As a community that aims to be inclusive and welcoming, we have an obligation to ensure that Arlingtonians receive equal pay for equal work. Arlington has been leading the charge towards pay parity in Virginia, but there is more that can and should be done to make our economy work for all Arlingtonians. To achieve this, I’d work tirelessly to:

  • Commission an immediate study to explore where pay gaps exist in our county government;
  • Learn from (and partner with) neighboring Alexandria which reportedly has one of lowest pay gaps among local governments;
  • Ensure equal starting pay across county job classifications and establish a clear, transparent merit pay system for both women and men.
  • Encourage private enterprise in Arlington to address pay gap issues to align with community values.
  • dave schutz

    I am posting this same comment replying to all four Board candidate responses: there was a catechistic quality to the questionnaire, and you all gave approved answers! You get your certificates. It’s nice to know that any of you is ready to be a thoughtful and forward looking member of the Board. That said, I think we are not going to enlarge the Board to eight, so the voters will have to choose.

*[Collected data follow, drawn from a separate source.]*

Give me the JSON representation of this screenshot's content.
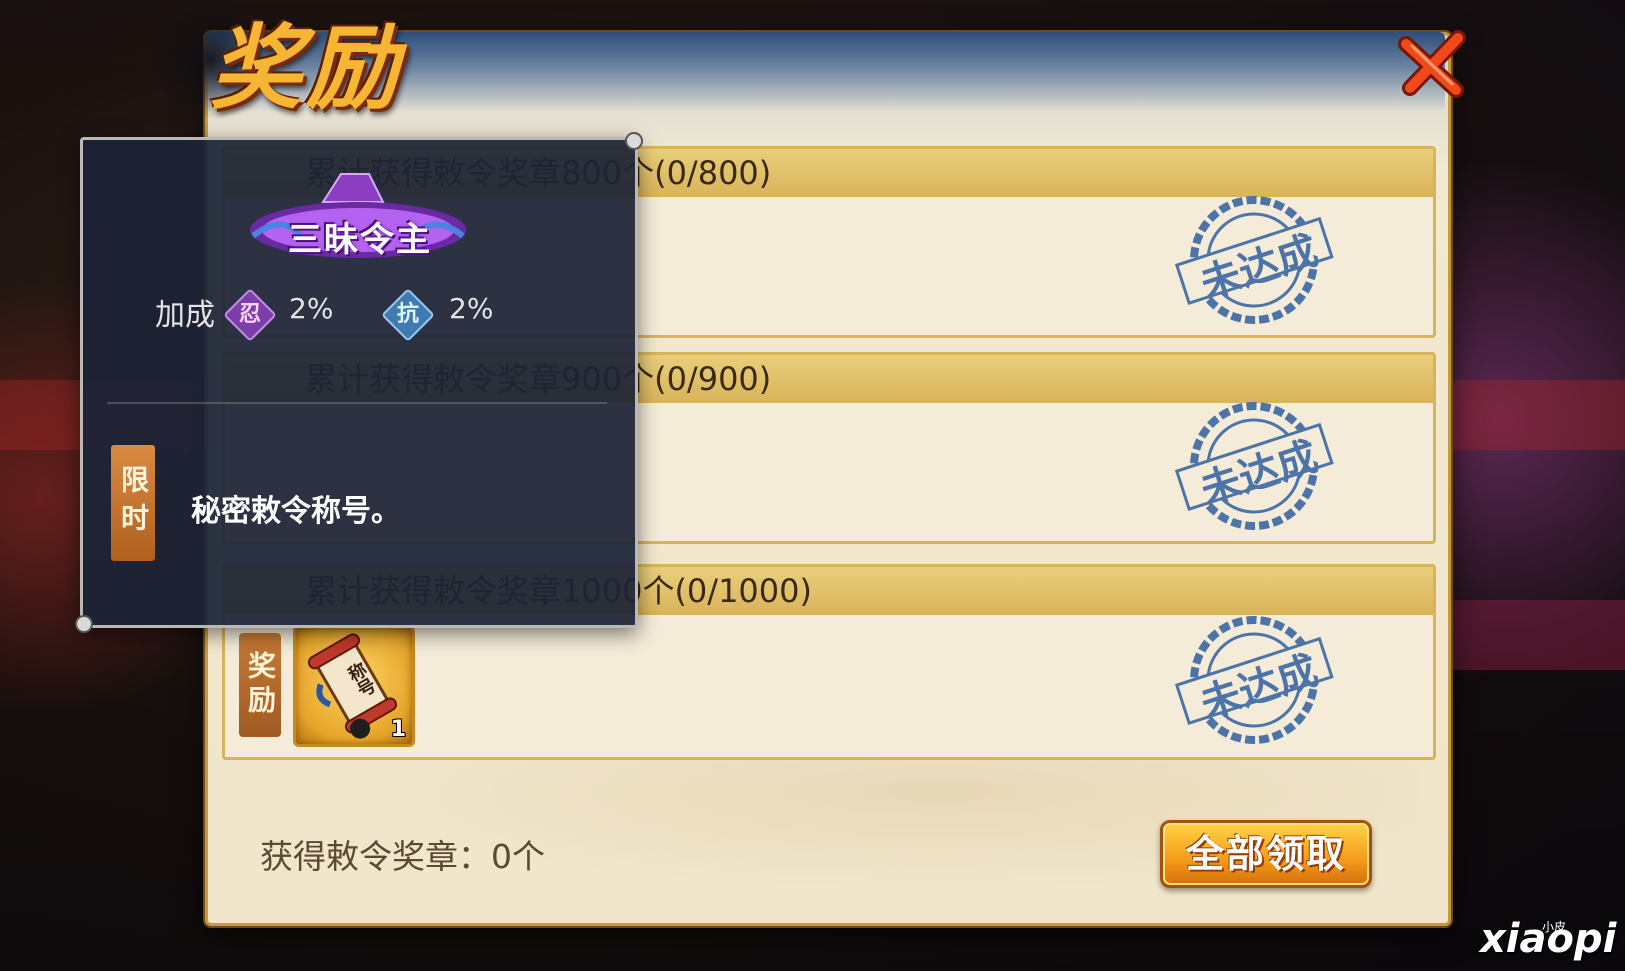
{
  "header": {
    "title": "奖励"
  },
  "tasks": [
    {
      "label": "累计获得敕令奖章800个(0/800)",
      "status": "未达成"
    },
    {
      "label": "累计获得敕令奖章900个(0/900)",
      "status": "未达成"
    },
    {
      "label": "累计获得敕令奖章1000个(0/1000)",
      "status": "未达成",
      "reward_tag": "奖励",
      "reward_item": {
        "text": "称号",
        "quantity": "1",
        "icon": "title-scroll-icon"
      }
    }
  ],
  "footer": {
    "medal_count_label": "获得敕令奖章：0个",
    "claim_all_button": "全部领取"
  },
  "tooltip": {
    "title_name": "三昧令主",
    "bonus_label": "加成",
    "bonuses": [
      {
        "icon_text": "忍",
        "value": "2%",
        "color": "#7a3fa8"
      },
      {
        "icon_text": "抗",
        "value": "2%",
        "color": "#3f7ab0"
      }
    ],
    "limit_tag": "限时",
    "description": "秘密敕令称号。"
  },
  "watermark": {
    "text": "xiaopi",
    "small": "小皮"
  },
  "colors": {
    "accent_gold": "#f7b534",
    "stamp_blue": "#4d74a8",
    "button_orange": "#f59a1a"
  }
}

    One thing I’d like to see each of you address – and I’m putting it up here so that you will have a chance to think about a response before something like it comes at you in a public meeting – is collegiality on the Board, and the potential for factions. Both Libby Garvey and Christian Dorsey, in their successful campaigns for nomination, stressed their interest in a positive and respectful environment and engagement with all their colleagues (I think Katie Cristol did, too, but I don’t remember specifics). Christian Dorsey said he was not running to join a faction, and Libby Garvey talked a great deal about getting away from rancor. This clearly stood them in good stead with the voters, and was among the factors which got them nominated in the face of a large number of endorsements for their opponents made by many people who had long histories of involvement in County affairs.

    One of the most succinct and insightful pieces I have ever seen about recent Arlington politics was written by Ben Tribbett the day after John Vihstadt’s seventeen point victory in the special. Among other things Tribbett said: “…. The simple fact is the Arlington County Board was seen as being more responsive to political party stuff than community things- a critique that is not totally fair, but has been widespread in the community for a while. …People hate partisan politics at the local level…They clearly liked the idea of some type of “coalition” politics for local government… Vihstadt running as an Independent baited many local Dems into highlighting his past support of Republicans- and I heard over and over yesterday from ‘Democratic’ voters on how that backfired and ticked them off…”

    So my question is, you are running for the Democratic Party nod, and if successful you will be going onto a Board which has one Independent and one Democrat who endorsed that Independent and puts a high value on including non-party-line Dems, and non-Dems in the discussion. You have an electorate – both the Dem nominating electorate and the general electorate – which has consistently chosen against the more strongly partisan “inner circle” Dem candidates in the last several elections. Assuming that you do value collegiality on the Board, what is your plan for maintaining it once elected? Bonus question for Peter Fallon and Erik Gutshall: you each ran for the Dem nomination against people now on the Board, how are you going to keep that from being an obstacle to smooth functioning if elected?